A prospective study on medication errors in a general hospital

Research Article

Ganeshan S., Vishwanath A. Bog

Abstract

A medical error occurs when a health-care provider chooses an inappropriate method of care. Medical errors are often described as human errors in healthcare. A Prospective study was carried out in an In-patient Department at a general hospital, Yelahanka, Bangalore for seven months. The prescriptions were chosen randomly which includes patient’s case history, diagnosis, physician medication order sheets, lab investigations and reports of diagnostic tests. A total of 180 prescriptions which contained 392 prescribed items were collected randomly. Among 69 errors, highest no. of errors (40.57%) were related to directions.
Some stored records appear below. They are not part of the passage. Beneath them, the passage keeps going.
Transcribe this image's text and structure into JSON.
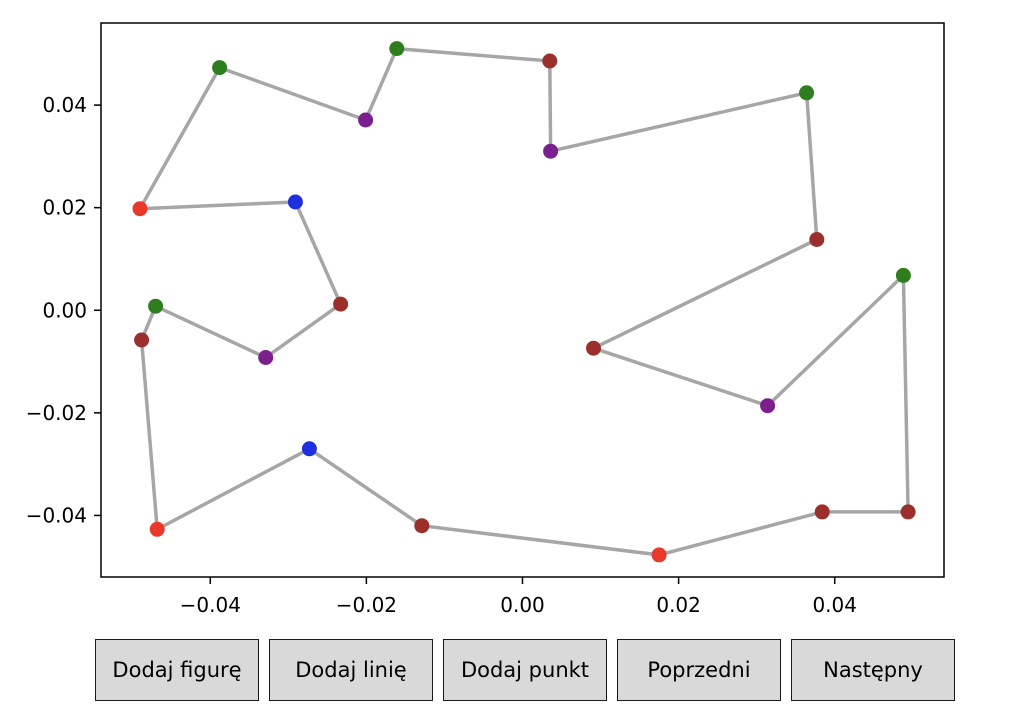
{
  "chart_data": {
    "type": "scatter",
    "xlim": [
      -0.054,
      0.054
    ],
    "ylim": [
      -0.052,
      0.056
    ],
    "xticks": [
      -0.04,
      -0.02,
      0.0,
      0.02,
      0.04
    ],
    "yticks": [
      -0.04,
      -0.02,
      0.0,
      0.02,
      0.04
    ],
    "xtick_labels": [
      "−0.04",
      "−0.02",
      "0.00",
      "0.02",
      "0.04"
    ],
    "ytick_labels": [
      "−0.04",
      "−0.02",
      "0.00",
      "0.02",
      "0.04"
    ],
    "grid": false,
    "line_color": "#a6a6a6",
    "polylines": [
      [
        [
          -0.049,
          0.0198
        ],
        [
          -0.0388,
          0.0473
        ],
        [
          -0.0201,
          0.0371
        ],
        [
          -0.0161,
          0.051
        ],
        [
          0.0035,
          0.0486
        ],
        [
          0.0036,
          0.031
        ],
        [
          0.0364,
          0.0424
        ],
        [
          0.0377,
          0.0138
        ],
        [
          0.0091,
          -0.0074
        ],
        [
          0.0314,
          -0.0186
        ],
        [
          0.0488,
          0.0068
        ],
        [
          0.0494,
          -0.0393
        ],
        [
          0.0384,
          -0.0393
        ],
        [
          0.0175,
          -0.0477
        ],
        [
          -0.0129,
          -0.042
        ],
        [
          -0.0273,
          -0.027
        ],
        [
          -0.0468,
          -0.0427
        ],
        [
          -0.0488,
          -0.0058
        ],
        [
          -0.047,
          0.0008
        ],
        [
          -0.0329,
          -0.0092
        ],
        [
          -0.0233,
          0.0012
        ],
        [
          -0.0291,
          0.0211
        ],
        [
          -0.049,
          0.0198
        ]
      ]
    ],
    "points": [
      {
        "x": -0.049,
        "y": 0.0198,
        "color": "#e8392a"
      },
      {
        "x": -0.0388,
        "y": 0.0473,
        "color": "#2e7d1e"
      },
      {
        "x": -0.0201,
        "y": 0.0371,
        "color": "#7b1f8c"
      },
      {
        "x": -0.0161,
        "y": 0.051,
        "color": "#2e7d1e"
      },
      {
        "x": 0.0035,
        "y": 0.0486,
        "color": "#9b2f2c"
      },
      {
        "x": 0.0036,
        "y": 0.031,
        "color": "#7b1f8c"
      },
      {
        "x": 0.0364,
        "y": 0.0424,
        "color": "#2e7d1e"
      },
      {
        "x": 0.0377,
        "y": 0.0138,
        "color": "#9b2f2c"
      },
      {
        "x": 0.0091,
        "y": -0.0074,
        "color": "#9b2f2c"
      },
      {
        "x": 0.0314,
        "y": -0.0186,
        "color": "#7b1f8c"
      },
      {
        "x": 0.0488,
        "y": 0.0068,
        "color": "#2e7d1e"
      },
      {
        "x": 0.0494,
        "y": -0.0393,
        "color": "#9b2f2c"
      },
      {
        "x": 0.0384,
        "y": -0.0393,
        "color": "#9b2f2c"
      },
      {
        "x": 0.0175,
        "y": -0.0477,
        "color": "#e8392a"
      },
      {
        "x": -0.0129,
        "y": -0.042,
        "color": "#9b2f2c"
      },
      {
        "x": -0.0273,
        "y": -0.027,
        "color": "#1f2fe0"
      },
      {
        "x": -0.0468,
        "y": -0.0427,
        "color": "#e8392a"
      },
      {
        "x": -0.0488,
        "y": -0.0058,
        "color": "#9b2f2c"
      },
      {
        "x": -0.047,
        "y": 0.0008,
        "color": "#2e7d1e"
      },
      {
        "x": -0.0329,
        "y": -0.0092,
        "color": "#7b1f8c"
      },
      {
        "x": -0.0233,
        "y": 0.0012,
        "color": "#9b2f2c"
      },
      {
        "x": -0.0291,
        "y": 0.0211,
        "color": "#1f2fe0"
      }
    ]
  },
  "buttons": {
    "add_figure": "Dodaj figurę",
    "add_line": "Dodaj linię",
    "add_point": "Dodaj punkt",
    "previous": "Poprzedni",
    "next": "Następny"
  }
}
All the errors related to others constituted (20.28%) and all the errors for strength and dose constituted (18.8%.) Errors related to prescribing two drugs of the same type constituted 2.89%, 11.59% errors were under category No error which comes under sub-category A, 86.95% errors were under the category Error, No harm which comes under sub-category B(46.37%) , sub-category C (37.68%) and sub-category D (02.89%) and 1.44% belongs to category Error, Harm which comes under sub-category E. Study concludes that overall incidence of medication errors was found to be 38.12%., which is quite high. Clinical Pharmacist can play major role in the early detection and prevention of medication errors and thus can improve the quality of care to the patients.